A terceira cena do primeiro ato é simplesmente uma das melhores cenas que já vi em uma obra dramática, chegando bem próximo de muitas cenas shakesperianas e quase se igualando à primeira cena do último ato desta mesma obra. Nela há o Monólogo de Siegmund (esqueci de avisar que o heroi não lembra o próprio nome), onde nosso heroi lembra da promessa de seu pai Volsa (Wotan, Wälse ou qualquer outro nome) de lhe dar uma espada quando estivesse precisando mais. Além do Monólogo de Siegmund, na terceira cena Siegmund lembra seu nome (e ganha uma identidade), toma sua irmã por esposa e pega a espada de seu pai, que estava cravada (algo similar ao rei Arthur não?). A terceira cena do primeiro ato de Die Walkürie é também uma das mais líricas, tanto no Monólogo de Siegmund quanto no poema de amor de Sieglinde (Du bist der Lenz,/nach dem ich verlangte/in frostigen Winters Frist./Dich grüßte mein Herz/mit heiligen Grau’n,/als dein Blick zuerst mir erblühte.[...]). É aqui que estão algumas das principais modificações wagnerianas para o mito, sendo que, em Wagner, Siegfried é filho desse relacionamento incestuoso.

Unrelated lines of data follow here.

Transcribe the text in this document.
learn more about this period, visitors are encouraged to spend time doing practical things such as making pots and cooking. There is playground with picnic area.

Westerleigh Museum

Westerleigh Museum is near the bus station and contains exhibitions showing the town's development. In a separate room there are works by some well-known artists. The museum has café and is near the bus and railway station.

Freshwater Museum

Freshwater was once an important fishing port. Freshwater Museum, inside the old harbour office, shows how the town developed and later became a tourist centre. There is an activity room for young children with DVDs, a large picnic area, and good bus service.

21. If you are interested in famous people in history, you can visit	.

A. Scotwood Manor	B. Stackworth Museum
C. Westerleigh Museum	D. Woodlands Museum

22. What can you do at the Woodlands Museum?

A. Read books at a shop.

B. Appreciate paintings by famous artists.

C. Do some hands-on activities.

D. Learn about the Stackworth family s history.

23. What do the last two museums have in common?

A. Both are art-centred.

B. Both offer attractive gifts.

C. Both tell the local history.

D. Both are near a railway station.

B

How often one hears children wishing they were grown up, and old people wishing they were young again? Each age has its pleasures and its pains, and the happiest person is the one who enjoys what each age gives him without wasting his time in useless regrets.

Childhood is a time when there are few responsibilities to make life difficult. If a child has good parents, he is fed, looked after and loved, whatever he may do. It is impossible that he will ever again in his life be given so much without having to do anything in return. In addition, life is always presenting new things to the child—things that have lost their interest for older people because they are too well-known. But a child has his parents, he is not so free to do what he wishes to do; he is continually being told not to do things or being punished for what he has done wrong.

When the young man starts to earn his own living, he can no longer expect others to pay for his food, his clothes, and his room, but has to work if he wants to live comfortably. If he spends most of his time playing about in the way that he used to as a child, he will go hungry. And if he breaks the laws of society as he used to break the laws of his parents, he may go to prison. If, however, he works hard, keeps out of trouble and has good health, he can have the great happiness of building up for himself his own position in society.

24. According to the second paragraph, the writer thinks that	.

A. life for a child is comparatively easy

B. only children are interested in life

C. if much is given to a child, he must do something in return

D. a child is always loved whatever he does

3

Em seguida (no segundo ato) segue o verdadeiro drama. De forma bem rápida, no ato há o diálogo entre Wotan e Brünnhilde (ô nome difícil de escrever), onde o deus pai revela seus planos. Brünnhilde é a valkíria preferida de Wotan, e lhe dá a missão de matar Hunding (as valkírias são responsáveis por decidir os conflitos, escolhendo quais combatentes irão morrer e leva-los para o Walhalla). A esposa de Wotan (Fricka, deusa protetora dos matrimônios) aparece e impede os planos do deus pai, obrigando-o a proteger o casament de Hunding e Sieglinde e matar Siegmund. Contrariado, mas obediente, ordena então que Brünnhilde deve matar Siegmund. Esta cena não é tão poética quanto a anterior, mas musicalmente é muito mais poderosa e exagerada (característica de Wagner). Aparece aqui pela primeira vez o grito de guerra das valkírias (Hojotoho! Heiaha!). Em contrapartida, a parte narrativa desta cena é muito importante, o que me esclareceu alguns pontos que não conhecia da versão wagneriana do mito (valeu DL! Vi como é importante ler as obras aqui). Ainda no mesmo ato, acontece a fuga dos Volsungas, onde Sieglinde se considera um estorvo e possui a premonição de que Siegmund será dilacerado no combate, enquanto Siegmund está confiante pois possui a Notung (espada que ele pegou mais acima). Brünnhild aparece para Siegmund informando que ele a acompanhará em breve (isso é, morrerá), e Siegmund a convence de matar Hunding. Brünnhilde aceita, pois, acha que a vontade do pai é essa e está preparada para desobedecer ao pai para cumprir sua vontade.... entretanto, quando está preparada para agir (após a chegada de Hunding na quinta cena) aparece Wotan cheio de raiva quebrando a Notung e matando seu filho pessoalmente. Brünnhilde foge com Sieglinde (se seu filho na barriga) enquanto Hunding morre, após o despreso de Wotan. Esse ato é dinamicíssimo, acontecendo a maior parte da ação.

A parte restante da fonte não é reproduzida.